Parse Old .gz Log File

Hi everybody,
hope that someone can help me to solve my issue. I've already read all the related topics on this forum but didn't find anything apt to me.
So I use ELK to parse and process the access.log files of my Squid proxy/cache server and everything works fine for the current access.log file. The problem is that when I uncompress the old log files, rename them as access1.log, access2.log etc.. etc.. in order to pass these old file I didn't get any result.

I setted up also Filebeat to send the output to Logstah on "localhost:5044" and under "Filebeat prospector" the path to be fetched is /var/log/squid/*.log, then in /usr/share/logstash I have a pipeline-file where logstash takes the input from Filebeat, parse with grok and send the output to Elasticsearch.
Here ist beat-pipeline config: https://pastebin.com/mF6UPmGc

Any idea?
Thanks in advance to anyone.
Davide

I'm running Ubuntu Server 16.04 and Elasticasearch, Kibana and Lostash are the 6.2.4.

We have just released a new version of the file input that supports direct gzip file processing.
From the Squid rotate docs I assume that you have individual files zipped.

So I assume you want to have a central Logstash instance with beats on the far end squid server.
squid(filebeat++) -> LS -> ES

If you want to give the new code a try you should still use filebeat for tailing the "live" squid logs but you can move or copy the compressed files to the LS machine. Update the file input plugin.`bin/logstash-plugin update logstash-input-file'. Link to CHANGELOG.
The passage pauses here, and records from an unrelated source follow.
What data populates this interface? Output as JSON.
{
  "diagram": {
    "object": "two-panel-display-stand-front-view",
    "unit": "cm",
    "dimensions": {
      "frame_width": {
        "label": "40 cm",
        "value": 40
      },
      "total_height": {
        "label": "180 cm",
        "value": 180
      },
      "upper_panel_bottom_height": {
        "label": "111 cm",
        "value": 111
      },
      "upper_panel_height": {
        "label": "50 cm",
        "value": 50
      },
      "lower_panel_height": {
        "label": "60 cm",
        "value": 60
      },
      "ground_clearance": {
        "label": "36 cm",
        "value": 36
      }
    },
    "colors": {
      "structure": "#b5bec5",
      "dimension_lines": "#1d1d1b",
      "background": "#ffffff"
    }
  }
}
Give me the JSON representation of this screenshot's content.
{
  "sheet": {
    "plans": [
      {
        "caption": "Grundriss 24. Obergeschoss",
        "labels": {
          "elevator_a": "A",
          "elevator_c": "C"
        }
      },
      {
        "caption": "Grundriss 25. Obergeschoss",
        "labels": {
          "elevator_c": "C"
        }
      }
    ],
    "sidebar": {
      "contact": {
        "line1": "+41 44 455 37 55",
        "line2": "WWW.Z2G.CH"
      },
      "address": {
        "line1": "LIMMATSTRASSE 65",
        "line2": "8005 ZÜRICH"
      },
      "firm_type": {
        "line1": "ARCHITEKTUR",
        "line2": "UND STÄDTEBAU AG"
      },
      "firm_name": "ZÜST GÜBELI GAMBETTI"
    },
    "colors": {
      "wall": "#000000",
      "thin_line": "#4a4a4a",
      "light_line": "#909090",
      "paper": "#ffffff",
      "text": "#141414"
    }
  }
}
Add the file input to your config and add real paths.

input {
  beats {
      port => "5044"
  }
  file {
    path => "/path/to/gz/files/*.gz"
    sincedb_path => "/path/to/gz/position-tracking.sincedb"
    mode => "read"
    file_completed_action => "log"
    file_completed_log_path => "/path/to/gz/completed.log"
  }
}

You may want to add the debugging stdout to you config so you can see what documents are generated.

  stdout {
    codec => rubydebug
  }

If you want to reread the documents again then delete the sincedb file after each run (in my example it is "/path/to/gz/position-tracking.sincedb") or temporarily use /dev/null.

Let us know if this new feature works for you.

Hi @guyboertje,
thank you very much for your reply. I'll test it this week end and I will let you know.
Thank you!

1 Like

This topic was automatically closed 28 days after the last reply. New replies are no longer allowed.